When I was twenty or so I read an article on life-work balance that recommended, “ditch the curtains and tablecloths because when you buy one item to cover another this means there will be two things you will have to clean.” Sage advice - I have been curtain-less ever since.
However competing with this desire for minimalism is an equally intense drive to save, preserve and repurpose everything. Inevitably, over time, it becomes increasingly difficult not to accumulate a goodly amount of paraphernalia. A move certainly helps to clear house, but, after a quarter of a century in one place, a fire would be better. Periodically, I am driven, by some vain fantasy of “getting ones life in order”. Inevitably this means a trip to IKEA, where it is statistically impossible to leave without acquiring another $300 worth of stuff, purchased in some futile attempt to organize the existing detritus.
Here’s how stuff leads to more stuff.
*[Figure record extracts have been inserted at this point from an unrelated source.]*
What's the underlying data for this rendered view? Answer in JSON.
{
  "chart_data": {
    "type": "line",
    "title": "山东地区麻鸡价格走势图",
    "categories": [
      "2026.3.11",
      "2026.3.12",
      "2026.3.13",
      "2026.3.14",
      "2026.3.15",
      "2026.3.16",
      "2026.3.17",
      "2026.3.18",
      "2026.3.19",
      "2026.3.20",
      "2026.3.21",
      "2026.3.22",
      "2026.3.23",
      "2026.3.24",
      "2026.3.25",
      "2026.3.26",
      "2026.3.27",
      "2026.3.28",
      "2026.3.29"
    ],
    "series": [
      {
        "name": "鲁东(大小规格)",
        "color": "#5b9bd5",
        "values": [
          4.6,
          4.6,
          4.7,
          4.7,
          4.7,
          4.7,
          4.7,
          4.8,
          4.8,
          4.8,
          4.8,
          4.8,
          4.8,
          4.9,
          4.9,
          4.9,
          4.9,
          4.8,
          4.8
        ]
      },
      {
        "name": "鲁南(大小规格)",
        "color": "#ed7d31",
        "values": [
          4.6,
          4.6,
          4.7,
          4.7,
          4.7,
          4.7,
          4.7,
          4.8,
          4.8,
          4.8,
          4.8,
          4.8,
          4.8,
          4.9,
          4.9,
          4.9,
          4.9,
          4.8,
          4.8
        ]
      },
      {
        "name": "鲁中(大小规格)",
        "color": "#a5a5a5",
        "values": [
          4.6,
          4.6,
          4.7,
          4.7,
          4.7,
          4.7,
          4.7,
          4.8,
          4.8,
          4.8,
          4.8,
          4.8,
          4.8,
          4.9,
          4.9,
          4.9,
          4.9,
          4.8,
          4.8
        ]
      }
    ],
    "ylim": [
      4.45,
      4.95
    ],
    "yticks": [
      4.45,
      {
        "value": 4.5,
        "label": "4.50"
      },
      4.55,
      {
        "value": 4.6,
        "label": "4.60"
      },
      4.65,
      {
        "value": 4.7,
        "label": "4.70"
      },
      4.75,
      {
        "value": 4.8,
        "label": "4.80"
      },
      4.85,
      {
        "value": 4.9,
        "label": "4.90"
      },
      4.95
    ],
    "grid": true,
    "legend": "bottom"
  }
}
Take the dogs for example. One dog leads to a second dog to keep the first one happy. Together they produce 2X bales of dog hair that blow around the living room like tumbleweeds. A new fangled robotic vacuum is purchased to back up to the conventional one so that friends can visit us without dying of asphyxiation. By the time the second dog is successfully housetrained the floors need renovating. This involves moving thousands of books twice and on the second move our thirty-year old IKEA bookshelves disintegrate.
The first dog promptly chews the piles of books while the other develops an insane desire to wrestle requiring the purchase of rugs to protect the newly refurbished wood floor from its claws. The robot cannot cope, throws a hissy fit, and shreds the rugs. The dogs join in chewing and regurgitating the remains, generally on cue, under the table, just as guests are sitting down for dinner.
When I was younger and a single parent struggling to hold together family and a job with a workaholic supervisor - an old flame suggested I consider a second career in crisis management since I dealt with it (on reflection he probably meant created it) on a daily basis. If he’s reading this now he’ll be laughing and thinking “lucky escape - people don’t change” and, alas, he would be right. But mercifully with age the concept of “getting ones life in order” becomes moot since three quarters of it is already over. Moreover, somewhere along the way you make your peace with the fact that life does not take place in some minimalist Calvin Klein Home showroom and begin to embrace its glorious riot of messiness. So I am now considering built in bookcases with bulletproof glass doors because the only other solution is to burn the books or shoot the dogs.